5 Environmental Futures That Await Us If We Don't Clean Up Our Act
By Michael Marano
The Horror of Party Beach (1964) Directed by Del Tenney Cited by some as the first eco-horror movie, and cited by its own press as "The First Horror Monster Musical!", this groovy 1964 gem features great songs by the Del-Aires#&151;and the bodies of drowned sailors resurrected by illegally dumped atomo-sludge as man-frogs with mouths that look packed with kielbasas. Long before medical waste, used condoms and junkie hypos were as common on beaches as sunburns, this MST3K fave warned us against dumping in the oceans, and reminded us that exposure to Chernobyl-style radioactive material doesn't give you superpowers the way it did for Peter Parker and Matt Murdock.
The Handmaid's Tale (1990) Directed by Volker Schlöndorff
 Based on Margaret Atwood's international best-seller, directed by Tim Drum helmer Schlöndorff from a screenplay by Harold Pinter. Noteworthy not only for its depictions of what certain voting blocs would call a utopia, but for its exploration of what happens after, as a result of, an eco-crisis that changes not just the human body but the body politic. "All politics is local." Here, eco-politics is localized in the womb. Pollution strikes women sterile, paving the way for neo-fascist, right-wing ultra-Christian suppression in the United States and the use of the few fertile women as glorified incubators. Take notes. There's a quiz in November '08.

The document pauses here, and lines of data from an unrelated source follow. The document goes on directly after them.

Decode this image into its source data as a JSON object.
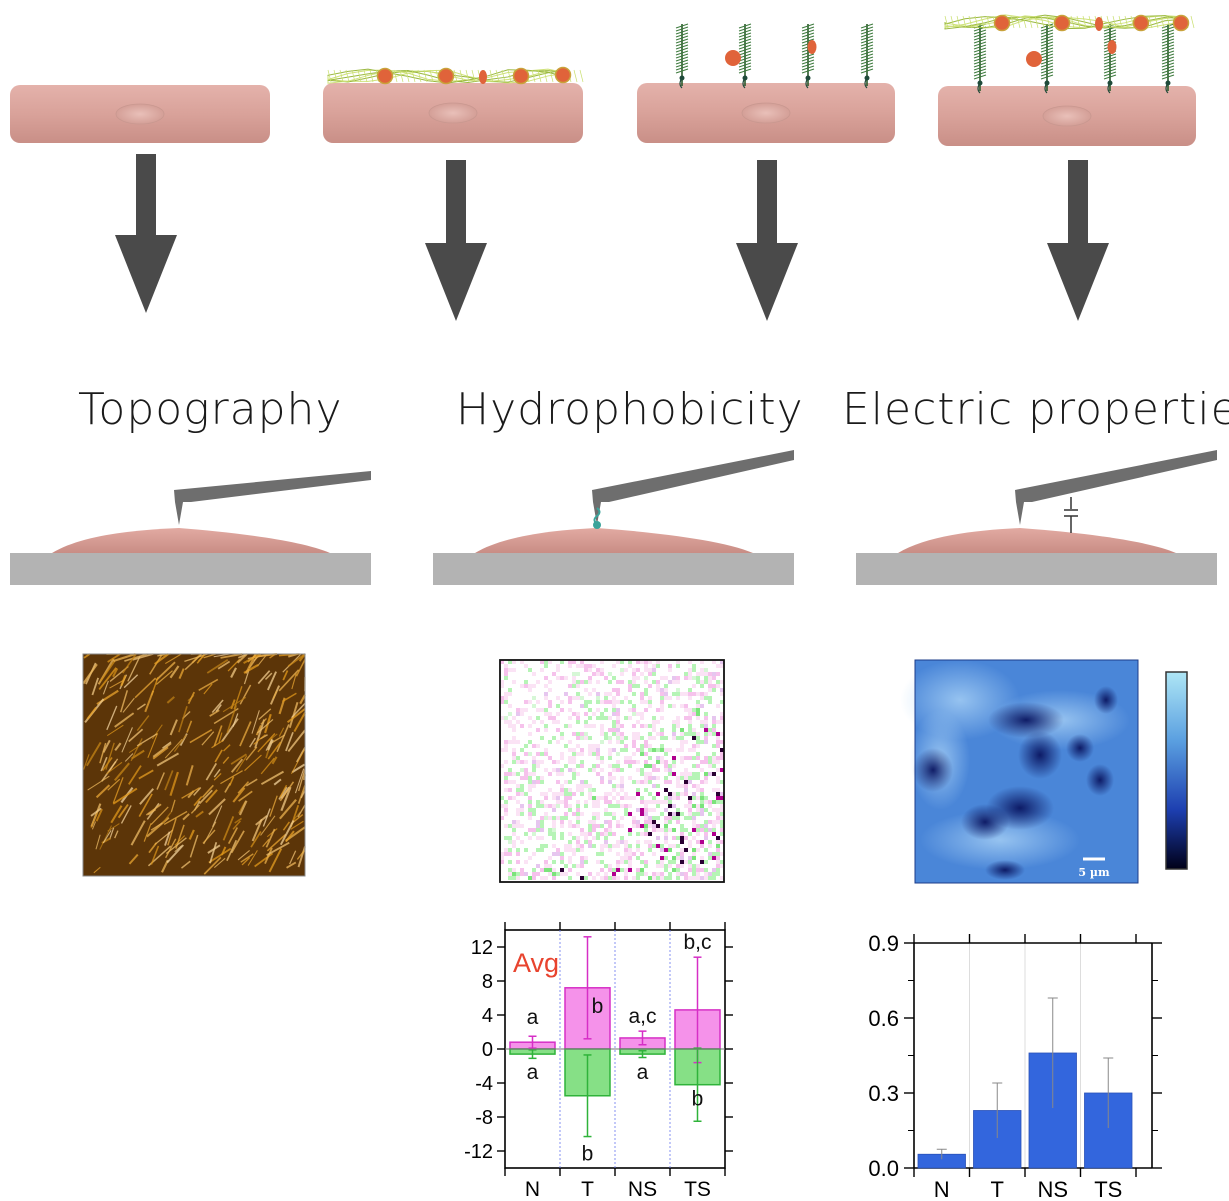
{
  "titles": {
    "topography": "Topography",
    "hydrophobicity": "Hydrophobicity",
    "electric": "Electric properties"
  },
  "colors": {
    "cell": "#d9a29a",
    "arrow": "#4a4a4a",
    "substrate": "#b3b3b3",
    "cantilever": "#6e6e6e",
    "hydrophobic_pos": "#ee44dd",
    "hydrophobic_neg": "#44dd55",
    "electric_bar": "#3366dd",
    "avg_label": "#e8432e"
  },
  "electric_scalebar": "5 µm",
  "chart_data": [
    {
      "type": "bar",
      "categories": [
        "N",
        "T",
        "NS",
        "TS"
      ],
      "annotation": "Avg",
      "ylim": [
        -14,
        14
      ],
      "yticks": [
        -12,
        -8,
        -4,
        0,
        4,
        8,
        12
      ],
      "series": [
        {
          "values": [
            0.8,
            7.2,
            1.3,
            4.6
          ],
          "errors": [
            0.7,
            6.0,
            0.8,
            6.2
          ],
          "letters": [
            "a",
            "b",
            "a,c",
            "b,c"
          ]
        },
        {
          "values": [
            -0.6,
            -5.5,
            -0.6,
            -4.2
          ],
          "errors": [
            0.5,
            4.8,
            0.4,
            4.3
          ],
          "letters": [
            "a",
            "b",
            "a",
            "b"
          ]
        }
      ]
    },
    {
      "type": "bar",
      "categories": [
        "N",
        "T",
        "NS",
        "TS"
      ],
      "ylim": [
        0.0,
        0.9
      ],
      "yticks": [
        0.0,
        0.3,
        0.6,
        0.9
      ],
      "values": [
        0.055,
        0.23,
        0.46,
        0.3
      ],
      "errors": [
        0.02,
        0.11,
        0.22,
        0.14
      ]
    }
  ]
}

Doomwatch (1972) Directed by Peter Sasdy
 Based on the Luddite-lovin' show dreamed up by Cybermen creators Kit Pedler (a real scientist) and Gerry Davis. A team of scientists go around scientifically scolding other scientists about the dangers of science. This flick depicts an island of fisherfolk who exhibit froglike traits and deformities right out of a Lovecraft story. The culprit isn't breeding with Cthulhu's minions; genetically engineered growth hormones have been dumped into the waters, leading to widespread mental disorders and acromegaly from eating the local catch. Creepy, in that this "Wicker Man with mutants" makes us wonder in this age of synthetic fertilizers what ingesting this kind of crap might do to us.
Zardoz (1974) Directed by John Boorman
 John Boorman's shagedelic 1970s freak-out. Global collapse caused by pollution leads to a colony of intellectuals sealing themselves in The Vortex, where they become immortal while the world outside falls to savagery. Barbarian stud muffin Sean Connery infiltrates The Vortex, leading to a joust between the mythic and the modern that would give Joe Campbell an eye-bleeding embolism. Featuring a world turned into one big Love Canal full of contaminated soil and corroded hulks that suggest what might happen if the corpse of the Industrial Era is left to rot (though the imagery might make folks who grew up in the Rust Belt homesick).
No Blade of Grass (1970) Directed by Cornell Wilde
 Wilde, who'd just made the brutal survival story The Naked Prey, went a little Peckinpah when he filmed this Hugo-nominated adaptation of John Christopher's The Death of Grass. Industrial waste leads to the spawning of a virus that blights all grass, including grains. Scenes of anarchy in the United Kingdom as London riots would give Johnny Rotten pause. Heavy-handed shots of Westerners stuffing their Jabba-jowly faces while watching news reports of the famines beginning in China still manage to drive home the message that if we poison the Earth, we're poisoning our food source, and that slow starvation in a dead countryside isn't much fun. Probably not good for popcorn sales during the initial release.